By positioning the story as taking place in a longer continuum of human history, Robbins both increases the significance of contemporary events, but also diminishes them. This is one of several ways in which he balances addressing current events with the fairy tale construct that organizes the plot and characters. He also exercises this approach through the moon motif that is threaded throughout the narrative. In the first chapter, Leigh-Cheri asks Prince Charming, “Does the moon have a purpose?” (4). Robbins chooses the moon—a distant mysterious object that humans have, for thousands of years, imbued with symbolic significance—to juxtapose an older, more elemental understanding of the world with the modern setting of the novel. The moon motif appears through the novel’s structure as well: It is divided into four parts, labeled “phases.”

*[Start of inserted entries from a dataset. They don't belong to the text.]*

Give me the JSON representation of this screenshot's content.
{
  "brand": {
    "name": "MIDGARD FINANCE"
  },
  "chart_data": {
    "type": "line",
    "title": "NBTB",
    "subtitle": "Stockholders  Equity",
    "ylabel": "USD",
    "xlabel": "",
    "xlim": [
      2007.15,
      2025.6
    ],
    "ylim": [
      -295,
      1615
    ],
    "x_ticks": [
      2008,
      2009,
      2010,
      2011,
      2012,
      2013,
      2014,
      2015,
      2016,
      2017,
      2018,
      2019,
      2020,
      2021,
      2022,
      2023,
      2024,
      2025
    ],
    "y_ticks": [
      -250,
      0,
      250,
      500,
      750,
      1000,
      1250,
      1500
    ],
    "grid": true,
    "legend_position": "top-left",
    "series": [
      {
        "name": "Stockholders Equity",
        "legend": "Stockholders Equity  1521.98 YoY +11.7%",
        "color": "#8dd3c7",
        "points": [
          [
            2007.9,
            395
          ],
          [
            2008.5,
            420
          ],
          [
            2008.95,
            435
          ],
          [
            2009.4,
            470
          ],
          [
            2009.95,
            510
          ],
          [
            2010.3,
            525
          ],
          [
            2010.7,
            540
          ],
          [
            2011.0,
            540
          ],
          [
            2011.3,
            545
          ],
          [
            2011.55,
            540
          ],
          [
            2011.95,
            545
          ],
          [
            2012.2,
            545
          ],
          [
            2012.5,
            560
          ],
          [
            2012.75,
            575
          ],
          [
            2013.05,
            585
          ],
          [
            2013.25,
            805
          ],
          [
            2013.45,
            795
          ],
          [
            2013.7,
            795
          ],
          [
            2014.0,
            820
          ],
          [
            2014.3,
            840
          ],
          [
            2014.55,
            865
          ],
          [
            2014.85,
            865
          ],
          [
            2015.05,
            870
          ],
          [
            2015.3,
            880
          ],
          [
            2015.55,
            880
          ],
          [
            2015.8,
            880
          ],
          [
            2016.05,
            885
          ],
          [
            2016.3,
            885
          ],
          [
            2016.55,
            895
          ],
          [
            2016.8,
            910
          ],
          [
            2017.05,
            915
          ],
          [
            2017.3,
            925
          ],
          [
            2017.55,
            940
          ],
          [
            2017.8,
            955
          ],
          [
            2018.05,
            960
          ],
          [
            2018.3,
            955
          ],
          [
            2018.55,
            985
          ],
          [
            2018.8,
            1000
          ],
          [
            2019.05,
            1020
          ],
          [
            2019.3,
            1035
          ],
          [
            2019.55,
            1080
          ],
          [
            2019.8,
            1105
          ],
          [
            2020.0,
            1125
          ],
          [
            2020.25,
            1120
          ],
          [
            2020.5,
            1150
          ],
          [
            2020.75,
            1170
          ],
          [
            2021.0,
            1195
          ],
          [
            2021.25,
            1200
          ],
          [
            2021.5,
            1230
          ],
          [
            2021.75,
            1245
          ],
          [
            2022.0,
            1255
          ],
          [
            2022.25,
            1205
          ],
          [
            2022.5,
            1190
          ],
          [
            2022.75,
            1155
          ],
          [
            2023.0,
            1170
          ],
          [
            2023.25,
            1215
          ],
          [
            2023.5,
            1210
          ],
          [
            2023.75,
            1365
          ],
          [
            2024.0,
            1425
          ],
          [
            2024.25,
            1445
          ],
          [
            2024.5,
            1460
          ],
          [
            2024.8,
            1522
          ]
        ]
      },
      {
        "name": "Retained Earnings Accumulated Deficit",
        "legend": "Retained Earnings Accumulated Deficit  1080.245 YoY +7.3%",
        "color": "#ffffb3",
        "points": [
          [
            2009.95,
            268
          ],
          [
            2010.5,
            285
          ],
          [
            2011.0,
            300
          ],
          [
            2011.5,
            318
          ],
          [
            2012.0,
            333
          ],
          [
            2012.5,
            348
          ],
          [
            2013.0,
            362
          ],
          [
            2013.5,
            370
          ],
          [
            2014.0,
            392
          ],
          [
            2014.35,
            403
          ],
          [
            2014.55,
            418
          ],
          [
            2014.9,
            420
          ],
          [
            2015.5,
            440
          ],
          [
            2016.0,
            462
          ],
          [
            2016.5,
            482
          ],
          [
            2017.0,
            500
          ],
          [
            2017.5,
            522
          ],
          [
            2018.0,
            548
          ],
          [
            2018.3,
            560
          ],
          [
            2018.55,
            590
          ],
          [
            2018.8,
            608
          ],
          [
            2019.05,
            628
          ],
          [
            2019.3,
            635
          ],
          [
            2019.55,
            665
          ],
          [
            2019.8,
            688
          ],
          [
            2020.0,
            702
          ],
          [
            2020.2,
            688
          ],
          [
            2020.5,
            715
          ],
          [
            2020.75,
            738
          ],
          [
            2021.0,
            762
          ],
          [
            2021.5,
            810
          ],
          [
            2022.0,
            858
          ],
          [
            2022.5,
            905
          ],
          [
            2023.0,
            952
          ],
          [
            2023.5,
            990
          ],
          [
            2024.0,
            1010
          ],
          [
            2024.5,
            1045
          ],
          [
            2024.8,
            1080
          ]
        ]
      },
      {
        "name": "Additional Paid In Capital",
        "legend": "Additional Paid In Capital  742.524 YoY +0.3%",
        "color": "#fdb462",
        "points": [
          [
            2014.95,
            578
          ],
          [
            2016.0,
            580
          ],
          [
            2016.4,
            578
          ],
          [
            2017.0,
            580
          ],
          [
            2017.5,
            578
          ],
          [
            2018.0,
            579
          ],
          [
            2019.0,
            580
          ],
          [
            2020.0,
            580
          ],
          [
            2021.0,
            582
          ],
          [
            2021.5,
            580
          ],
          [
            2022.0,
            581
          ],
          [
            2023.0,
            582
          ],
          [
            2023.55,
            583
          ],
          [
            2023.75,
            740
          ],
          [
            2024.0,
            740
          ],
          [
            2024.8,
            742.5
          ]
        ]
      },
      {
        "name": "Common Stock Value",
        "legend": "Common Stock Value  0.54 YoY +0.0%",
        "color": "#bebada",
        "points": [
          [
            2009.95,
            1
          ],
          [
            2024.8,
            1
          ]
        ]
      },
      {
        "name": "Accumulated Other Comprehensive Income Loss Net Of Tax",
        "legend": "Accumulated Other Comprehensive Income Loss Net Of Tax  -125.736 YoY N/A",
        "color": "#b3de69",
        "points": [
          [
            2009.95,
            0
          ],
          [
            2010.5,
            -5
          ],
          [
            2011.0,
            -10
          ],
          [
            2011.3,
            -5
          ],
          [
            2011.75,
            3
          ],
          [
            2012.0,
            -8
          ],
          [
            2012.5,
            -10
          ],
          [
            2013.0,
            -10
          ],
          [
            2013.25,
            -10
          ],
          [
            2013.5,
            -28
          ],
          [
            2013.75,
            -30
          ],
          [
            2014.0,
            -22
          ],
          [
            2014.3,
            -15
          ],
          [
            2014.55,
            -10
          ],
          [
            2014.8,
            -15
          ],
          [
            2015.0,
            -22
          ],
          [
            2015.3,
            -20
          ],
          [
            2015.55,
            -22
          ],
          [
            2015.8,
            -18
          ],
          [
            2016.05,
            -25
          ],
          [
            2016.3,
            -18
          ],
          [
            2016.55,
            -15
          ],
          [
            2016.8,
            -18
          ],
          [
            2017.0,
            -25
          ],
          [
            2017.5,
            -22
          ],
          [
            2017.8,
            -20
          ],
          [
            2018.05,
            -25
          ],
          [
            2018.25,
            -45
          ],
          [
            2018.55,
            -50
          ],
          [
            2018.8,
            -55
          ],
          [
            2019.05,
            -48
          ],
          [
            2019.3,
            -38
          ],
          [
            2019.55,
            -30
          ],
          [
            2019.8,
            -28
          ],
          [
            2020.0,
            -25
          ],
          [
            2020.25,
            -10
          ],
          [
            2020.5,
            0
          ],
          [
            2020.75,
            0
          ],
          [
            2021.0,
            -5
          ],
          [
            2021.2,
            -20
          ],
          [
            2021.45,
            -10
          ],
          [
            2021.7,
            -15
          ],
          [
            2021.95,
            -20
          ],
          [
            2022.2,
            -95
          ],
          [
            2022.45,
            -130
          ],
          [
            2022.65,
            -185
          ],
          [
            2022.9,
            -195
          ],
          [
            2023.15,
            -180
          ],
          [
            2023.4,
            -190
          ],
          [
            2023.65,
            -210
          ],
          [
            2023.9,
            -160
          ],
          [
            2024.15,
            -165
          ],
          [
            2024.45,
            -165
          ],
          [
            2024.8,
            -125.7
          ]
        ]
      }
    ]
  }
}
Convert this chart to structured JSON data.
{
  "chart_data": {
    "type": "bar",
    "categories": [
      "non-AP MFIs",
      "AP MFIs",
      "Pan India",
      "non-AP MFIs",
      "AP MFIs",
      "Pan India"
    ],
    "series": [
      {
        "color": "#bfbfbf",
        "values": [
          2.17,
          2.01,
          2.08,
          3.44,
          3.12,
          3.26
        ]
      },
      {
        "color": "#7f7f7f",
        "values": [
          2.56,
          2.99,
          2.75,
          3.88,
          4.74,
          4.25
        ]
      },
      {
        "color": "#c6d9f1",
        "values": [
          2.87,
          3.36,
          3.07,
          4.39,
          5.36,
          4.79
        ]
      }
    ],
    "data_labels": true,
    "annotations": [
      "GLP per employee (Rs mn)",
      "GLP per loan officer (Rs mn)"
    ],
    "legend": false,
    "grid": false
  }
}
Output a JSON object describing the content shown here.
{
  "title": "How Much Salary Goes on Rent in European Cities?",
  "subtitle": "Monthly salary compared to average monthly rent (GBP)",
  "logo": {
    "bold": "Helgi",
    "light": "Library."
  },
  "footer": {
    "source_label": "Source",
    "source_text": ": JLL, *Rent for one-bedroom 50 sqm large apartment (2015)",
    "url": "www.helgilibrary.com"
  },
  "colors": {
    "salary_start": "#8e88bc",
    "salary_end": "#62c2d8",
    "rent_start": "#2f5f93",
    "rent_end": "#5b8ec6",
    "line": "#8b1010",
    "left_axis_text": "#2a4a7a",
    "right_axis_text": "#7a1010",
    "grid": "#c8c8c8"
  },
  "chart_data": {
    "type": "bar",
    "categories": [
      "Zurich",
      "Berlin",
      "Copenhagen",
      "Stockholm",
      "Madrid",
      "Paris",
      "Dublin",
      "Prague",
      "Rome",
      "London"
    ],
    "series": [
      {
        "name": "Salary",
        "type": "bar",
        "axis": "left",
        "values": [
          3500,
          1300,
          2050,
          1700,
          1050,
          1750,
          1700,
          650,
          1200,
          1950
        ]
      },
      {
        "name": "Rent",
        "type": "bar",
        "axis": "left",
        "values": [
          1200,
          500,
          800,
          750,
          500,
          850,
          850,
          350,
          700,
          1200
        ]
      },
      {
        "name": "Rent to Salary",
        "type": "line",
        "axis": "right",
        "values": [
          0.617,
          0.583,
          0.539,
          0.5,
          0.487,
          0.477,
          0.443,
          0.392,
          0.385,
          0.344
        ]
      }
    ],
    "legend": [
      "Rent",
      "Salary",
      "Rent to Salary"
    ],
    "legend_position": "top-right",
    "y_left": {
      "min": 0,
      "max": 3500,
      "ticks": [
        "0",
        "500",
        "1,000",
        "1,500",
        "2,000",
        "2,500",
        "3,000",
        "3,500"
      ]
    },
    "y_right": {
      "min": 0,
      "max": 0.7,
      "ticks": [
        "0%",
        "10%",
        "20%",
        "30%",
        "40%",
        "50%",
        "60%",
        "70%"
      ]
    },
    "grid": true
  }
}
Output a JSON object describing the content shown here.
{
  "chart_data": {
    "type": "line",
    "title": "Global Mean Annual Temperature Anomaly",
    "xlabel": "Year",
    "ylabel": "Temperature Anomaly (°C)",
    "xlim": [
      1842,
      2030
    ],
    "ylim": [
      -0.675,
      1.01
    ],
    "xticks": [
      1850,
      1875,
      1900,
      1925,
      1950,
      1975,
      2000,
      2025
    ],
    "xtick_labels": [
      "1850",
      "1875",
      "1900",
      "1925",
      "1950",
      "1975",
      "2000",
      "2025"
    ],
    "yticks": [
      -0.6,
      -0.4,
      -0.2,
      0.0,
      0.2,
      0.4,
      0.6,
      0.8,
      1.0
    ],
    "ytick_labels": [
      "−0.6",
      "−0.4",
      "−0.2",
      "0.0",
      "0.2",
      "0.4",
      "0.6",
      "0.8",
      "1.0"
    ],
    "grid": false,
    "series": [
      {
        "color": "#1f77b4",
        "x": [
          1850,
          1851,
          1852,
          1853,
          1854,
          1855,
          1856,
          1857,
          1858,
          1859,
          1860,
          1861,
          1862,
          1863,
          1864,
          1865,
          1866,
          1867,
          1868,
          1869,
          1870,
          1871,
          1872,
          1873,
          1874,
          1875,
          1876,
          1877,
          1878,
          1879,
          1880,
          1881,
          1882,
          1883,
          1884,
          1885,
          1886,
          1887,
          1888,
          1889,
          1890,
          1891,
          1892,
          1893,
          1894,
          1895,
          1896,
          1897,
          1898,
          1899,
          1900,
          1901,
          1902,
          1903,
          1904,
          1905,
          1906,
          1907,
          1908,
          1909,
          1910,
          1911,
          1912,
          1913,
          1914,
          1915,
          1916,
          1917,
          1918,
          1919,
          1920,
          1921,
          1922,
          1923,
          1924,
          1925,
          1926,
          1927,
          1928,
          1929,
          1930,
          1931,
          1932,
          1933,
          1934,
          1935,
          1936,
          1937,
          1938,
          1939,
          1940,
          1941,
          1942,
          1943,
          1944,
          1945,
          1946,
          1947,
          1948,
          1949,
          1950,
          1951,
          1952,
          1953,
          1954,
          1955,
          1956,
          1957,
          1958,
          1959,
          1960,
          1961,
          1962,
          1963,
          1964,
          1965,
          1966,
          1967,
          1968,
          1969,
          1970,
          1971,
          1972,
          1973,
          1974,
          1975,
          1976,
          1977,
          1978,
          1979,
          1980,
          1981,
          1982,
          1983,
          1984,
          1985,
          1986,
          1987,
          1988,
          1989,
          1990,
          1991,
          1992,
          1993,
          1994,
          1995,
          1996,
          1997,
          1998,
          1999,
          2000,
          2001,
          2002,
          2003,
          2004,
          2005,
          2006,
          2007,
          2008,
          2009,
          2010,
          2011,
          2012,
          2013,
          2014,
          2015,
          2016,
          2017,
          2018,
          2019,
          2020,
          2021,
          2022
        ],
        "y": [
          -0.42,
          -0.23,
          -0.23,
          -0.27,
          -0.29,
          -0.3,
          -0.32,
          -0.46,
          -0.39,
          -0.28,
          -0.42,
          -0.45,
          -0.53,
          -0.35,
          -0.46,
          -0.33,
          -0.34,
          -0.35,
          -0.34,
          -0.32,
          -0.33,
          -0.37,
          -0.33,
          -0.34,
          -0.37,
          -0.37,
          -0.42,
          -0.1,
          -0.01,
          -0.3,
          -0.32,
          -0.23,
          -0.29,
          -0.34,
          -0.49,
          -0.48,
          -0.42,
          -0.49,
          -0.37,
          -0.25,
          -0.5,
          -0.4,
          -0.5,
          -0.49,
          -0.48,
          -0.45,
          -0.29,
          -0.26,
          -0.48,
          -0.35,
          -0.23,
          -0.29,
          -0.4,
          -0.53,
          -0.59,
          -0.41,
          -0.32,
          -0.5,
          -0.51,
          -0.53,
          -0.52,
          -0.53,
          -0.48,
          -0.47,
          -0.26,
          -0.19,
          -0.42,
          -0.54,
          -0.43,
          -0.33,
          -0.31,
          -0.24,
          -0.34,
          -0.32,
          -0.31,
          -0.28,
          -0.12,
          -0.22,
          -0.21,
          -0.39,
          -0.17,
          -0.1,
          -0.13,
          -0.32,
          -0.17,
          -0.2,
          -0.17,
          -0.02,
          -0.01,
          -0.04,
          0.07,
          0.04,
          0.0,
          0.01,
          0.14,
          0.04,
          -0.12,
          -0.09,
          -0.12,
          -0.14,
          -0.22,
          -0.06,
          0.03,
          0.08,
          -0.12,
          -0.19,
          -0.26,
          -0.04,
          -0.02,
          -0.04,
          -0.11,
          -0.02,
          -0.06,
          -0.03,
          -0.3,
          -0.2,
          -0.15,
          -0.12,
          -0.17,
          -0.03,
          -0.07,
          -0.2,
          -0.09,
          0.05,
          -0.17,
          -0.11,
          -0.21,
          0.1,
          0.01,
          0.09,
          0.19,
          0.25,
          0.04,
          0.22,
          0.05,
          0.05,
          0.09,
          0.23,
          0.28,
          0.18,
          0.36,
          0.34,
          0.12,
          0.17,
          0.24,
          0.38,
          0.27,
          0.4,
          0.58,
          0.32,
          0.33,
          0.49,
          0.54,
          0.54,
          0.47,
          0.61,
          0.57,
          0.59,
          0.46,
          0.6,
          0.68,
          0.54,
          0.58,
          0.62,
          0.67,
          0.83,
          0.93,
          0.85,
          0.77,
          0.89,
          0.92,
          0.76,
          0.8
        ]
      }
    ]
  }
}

In Phase 1, Robbins develops additional themes he will explore throughout the rest of the novel. For instance, Leigh-Cheri is an exiled princess who is determined to play an active role in her own life and transcend the trope of the passive princess waiting for a hero to rescue her; in this sense, she becomes A Modern Fairy Tale Princess. This novel also tracks her coming of age, although—typical of Robbins—the author subverts the conventions of the traditional coming-of-age genre, establishing A Reverse Bildungsroman: Growing Up to Immaturity. Leigh-Cheri is determined to become more mature after leaving college and moving back to her parents’ house. Her initial goal—to use her power as royalty for the common good—suggests that her arc starts from a point of seriousness and conscientiousness indicative of growing maturity. However, through the introduction of Bernard the outlaw, Robbins sets Leigh-Cheri on a trajectory toward adulthood that involves moving toward immaturity.